In 2008, a white paper kicked off a reform that was intended to ensure that Norwegian remain a vibrant language in all sectors of society. Importantly, Norwegian universities and colleges were charged with the duty of maintaining and further developing Norwegian as an academic language. At the same time, they were also required to become more international to meet the demands of an ever smaller world. The practice of parallel languages seemed to provide a working solution to reach these conflicting goals: ‘Norwegian when you are able to, English when you have to’.

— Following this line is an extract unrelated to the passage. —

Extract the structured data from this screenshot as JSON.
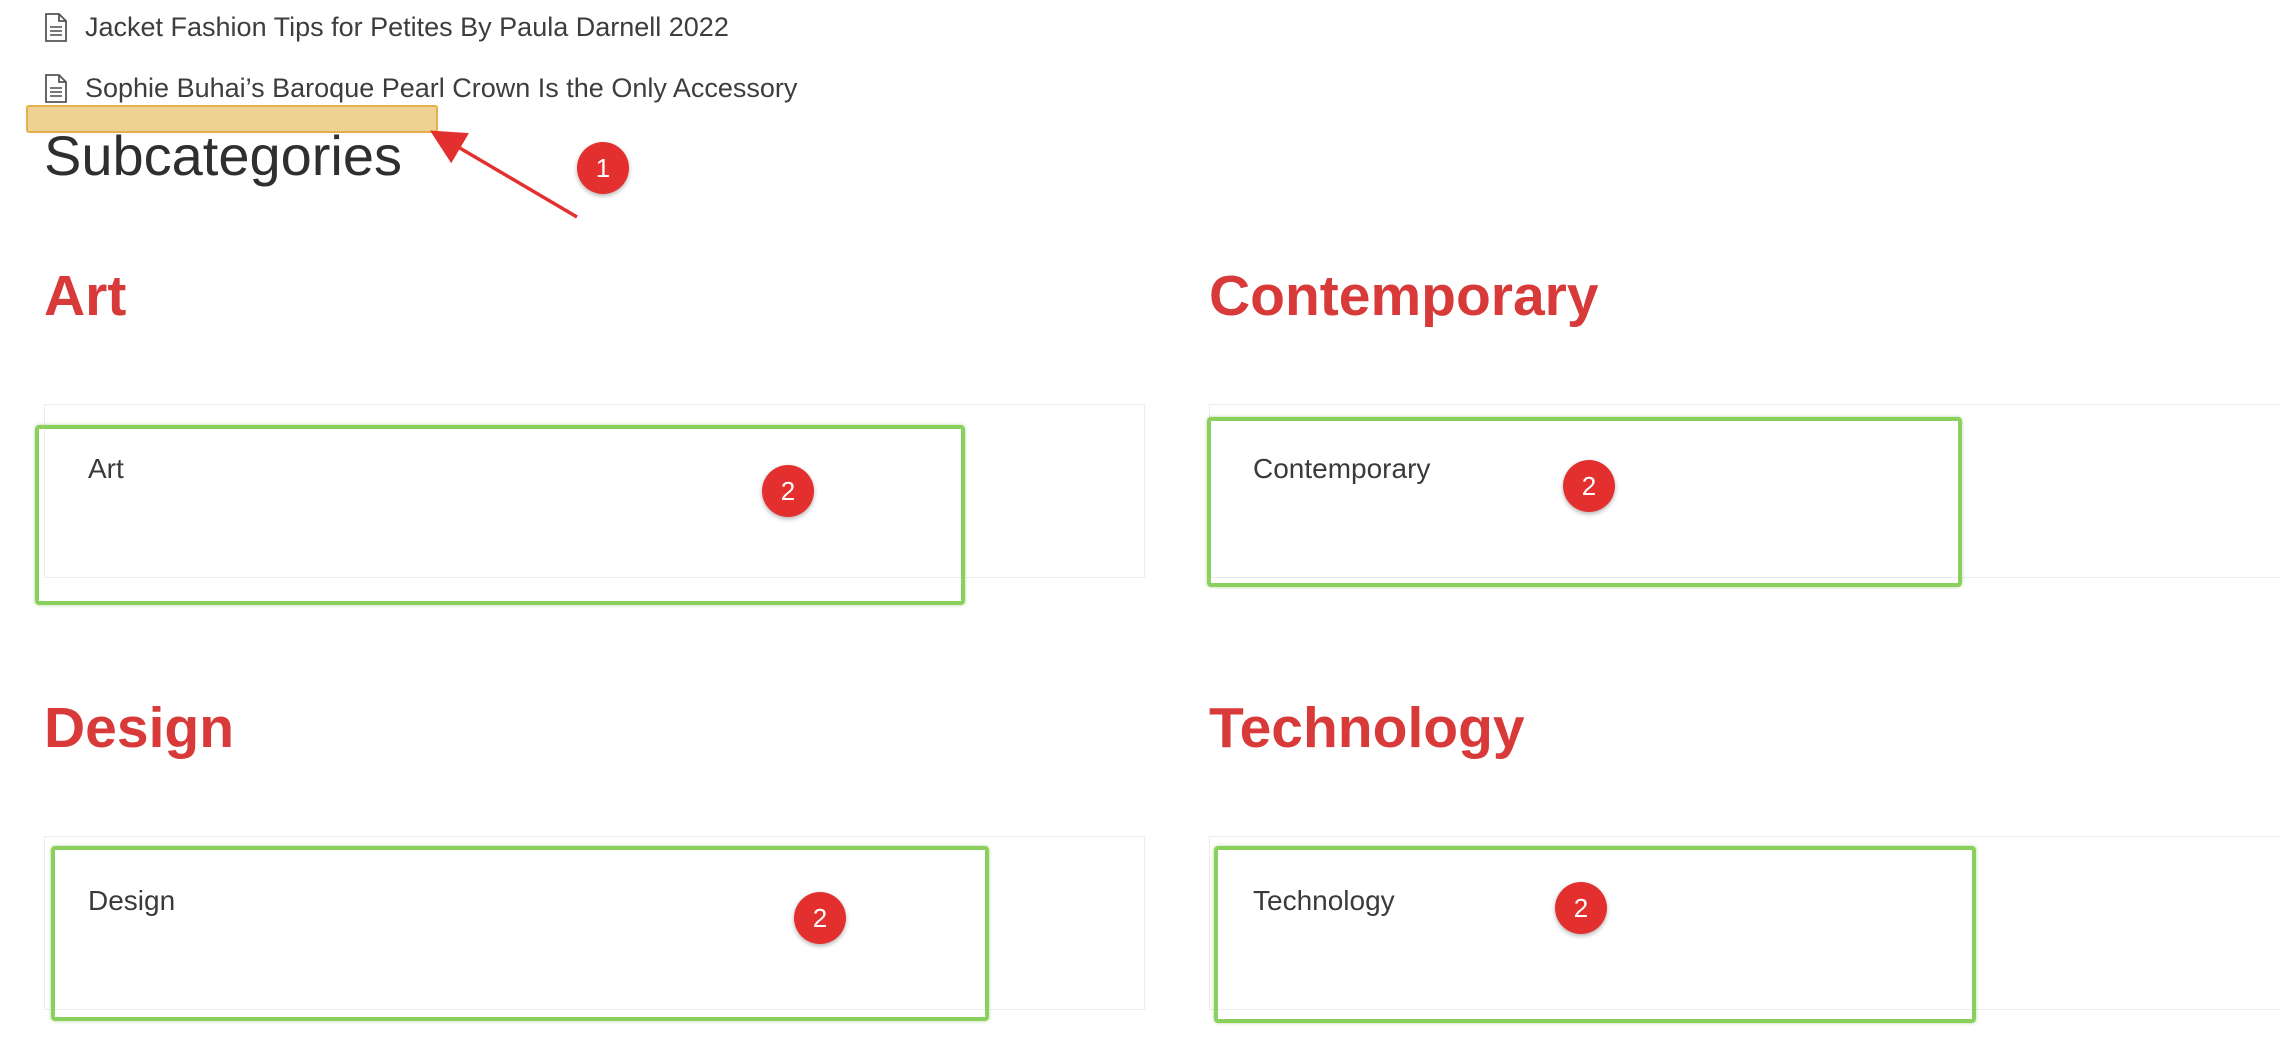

A recent report issued by the Norwegian Language Council concludes that the policy has been a failure, claiming that the position of English in academia has grown increasingly stronger at the expense of Norwegian. English has become the leading language for publication of research, a use that – to quote from the report – ‘infects other areas of academia, such as teaching and popular dissemination, and then on to society in general’ (p.12).

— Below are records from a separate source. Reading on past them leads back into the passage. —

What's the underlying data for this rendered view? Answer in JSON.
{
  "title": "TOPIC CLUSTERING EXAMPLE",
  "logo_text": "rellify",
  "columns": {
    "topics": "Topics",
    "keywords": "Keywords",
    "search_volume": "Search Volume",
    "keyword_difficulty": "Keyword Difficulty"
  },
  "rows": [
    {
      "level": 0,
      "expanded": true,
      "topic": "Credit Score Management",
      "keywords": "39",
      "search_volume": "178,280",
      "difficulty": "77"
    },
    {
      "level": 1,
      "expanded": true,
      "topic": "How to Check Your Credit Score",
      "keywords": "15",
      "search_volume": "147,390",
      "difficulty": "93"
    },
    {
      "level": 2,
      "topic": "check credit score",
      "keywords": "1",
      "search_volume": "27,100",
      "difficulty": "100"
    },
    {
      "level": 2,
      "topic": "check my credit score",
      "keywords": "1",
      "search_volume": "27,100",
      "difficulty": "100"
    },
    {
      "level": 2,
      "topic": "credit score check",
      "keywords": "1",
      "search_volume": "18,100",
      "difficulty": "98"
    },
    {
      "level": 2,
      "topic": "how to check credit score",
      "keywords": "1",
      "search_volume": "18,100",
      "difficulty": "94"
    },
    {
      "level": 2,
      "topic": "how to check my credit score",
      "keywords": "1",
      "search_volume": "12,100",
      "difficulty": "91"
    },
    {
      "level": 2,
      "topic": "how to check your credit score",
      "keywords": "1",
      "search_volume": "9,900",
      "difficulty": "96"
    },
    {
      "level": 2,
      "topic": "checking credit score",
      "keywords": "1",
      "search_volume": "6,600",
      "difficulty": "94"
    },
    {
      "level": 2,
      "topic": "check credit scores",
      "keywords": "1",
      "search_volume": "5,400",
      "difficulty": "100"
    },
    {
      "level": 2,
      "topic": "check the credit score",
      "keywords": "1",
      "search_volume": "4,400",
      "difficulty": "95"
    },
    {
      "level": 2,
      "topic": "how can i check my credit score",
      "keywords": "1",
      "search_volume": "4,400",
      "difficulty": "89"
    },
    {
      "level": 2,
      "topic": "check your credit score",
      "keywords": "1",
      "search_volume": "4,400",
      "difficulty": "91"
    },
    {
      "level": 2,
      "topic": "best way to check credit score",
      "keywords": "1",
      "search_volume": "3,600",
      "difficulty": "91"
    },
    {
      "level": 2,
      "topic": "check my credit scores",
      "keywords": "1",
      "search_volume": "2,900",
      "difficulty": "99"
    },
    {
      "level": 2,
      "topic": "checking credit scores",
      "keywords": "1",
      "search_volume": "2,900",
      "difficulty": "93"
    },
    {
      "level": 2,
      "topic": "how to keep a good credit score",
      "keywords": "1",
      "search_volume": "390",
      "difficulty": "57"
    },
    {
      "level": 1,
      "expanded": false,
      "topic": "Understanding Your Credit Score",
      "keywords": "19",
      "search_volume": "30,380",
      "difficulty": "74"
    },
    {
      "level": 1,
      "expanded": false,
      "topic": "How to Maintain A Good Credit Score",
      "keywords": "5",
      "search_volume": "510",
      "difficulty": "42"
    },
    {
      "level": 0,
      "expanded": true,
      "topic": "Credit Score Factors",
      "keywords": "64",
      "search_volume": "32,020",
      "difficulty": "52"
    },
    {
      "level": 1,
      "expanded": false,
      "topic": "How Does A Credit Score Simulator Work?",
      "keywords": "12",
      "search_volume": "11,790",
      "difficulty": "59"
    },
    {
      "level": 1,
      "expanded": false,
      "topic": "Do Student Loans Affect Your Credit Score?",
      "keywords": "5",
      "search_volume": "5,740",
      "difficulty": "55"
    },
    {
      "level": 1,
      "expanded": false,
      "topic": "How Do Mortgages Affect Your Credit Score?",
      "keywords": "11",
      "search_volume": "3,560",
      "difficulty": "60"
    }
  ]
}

Khrono explains that the Language Council is now offering concrete recommendations which (in the reporter’s words) are intended “to save the Norwegian academic language from drowning in the tidal wave of English, which has followed in the wake of internationalization of higher education over the last twenty years.”
The report concludes that ‘English is winning territory’ (p. 8). Khrono, by contrast, takes the rhetoric up a notch. Here we learn that ‘the Language Council’s point is that English continues to conquer territory‘ – that is, English is gaining ground through great effort – maybe even by force – rather just ‘winning’.
Metaphors have a powerful explanatory function because they can help us to make better sense of complicated matters, as when the complex influence of one language upon another is referred to in terms of a devastating tsunami or a conquering warrior.
Metaphors also have a persuasive effect because they provide a frame with the potential to shape our views, even covertly. Khrono readers might thus be forgiven if they come away with the idea that language is a zero-sum game: The increase in the use of one (very dangerous) language necessarily entails a decrease in the use of another (victimized) language. In this scenario, English is decidedly a menace.
Before making up your mind about the dangers of English to other languages, it might be worthwhile to have a closer look at the metaphors that could be influencing your judgement. Some of them might be worth resisting.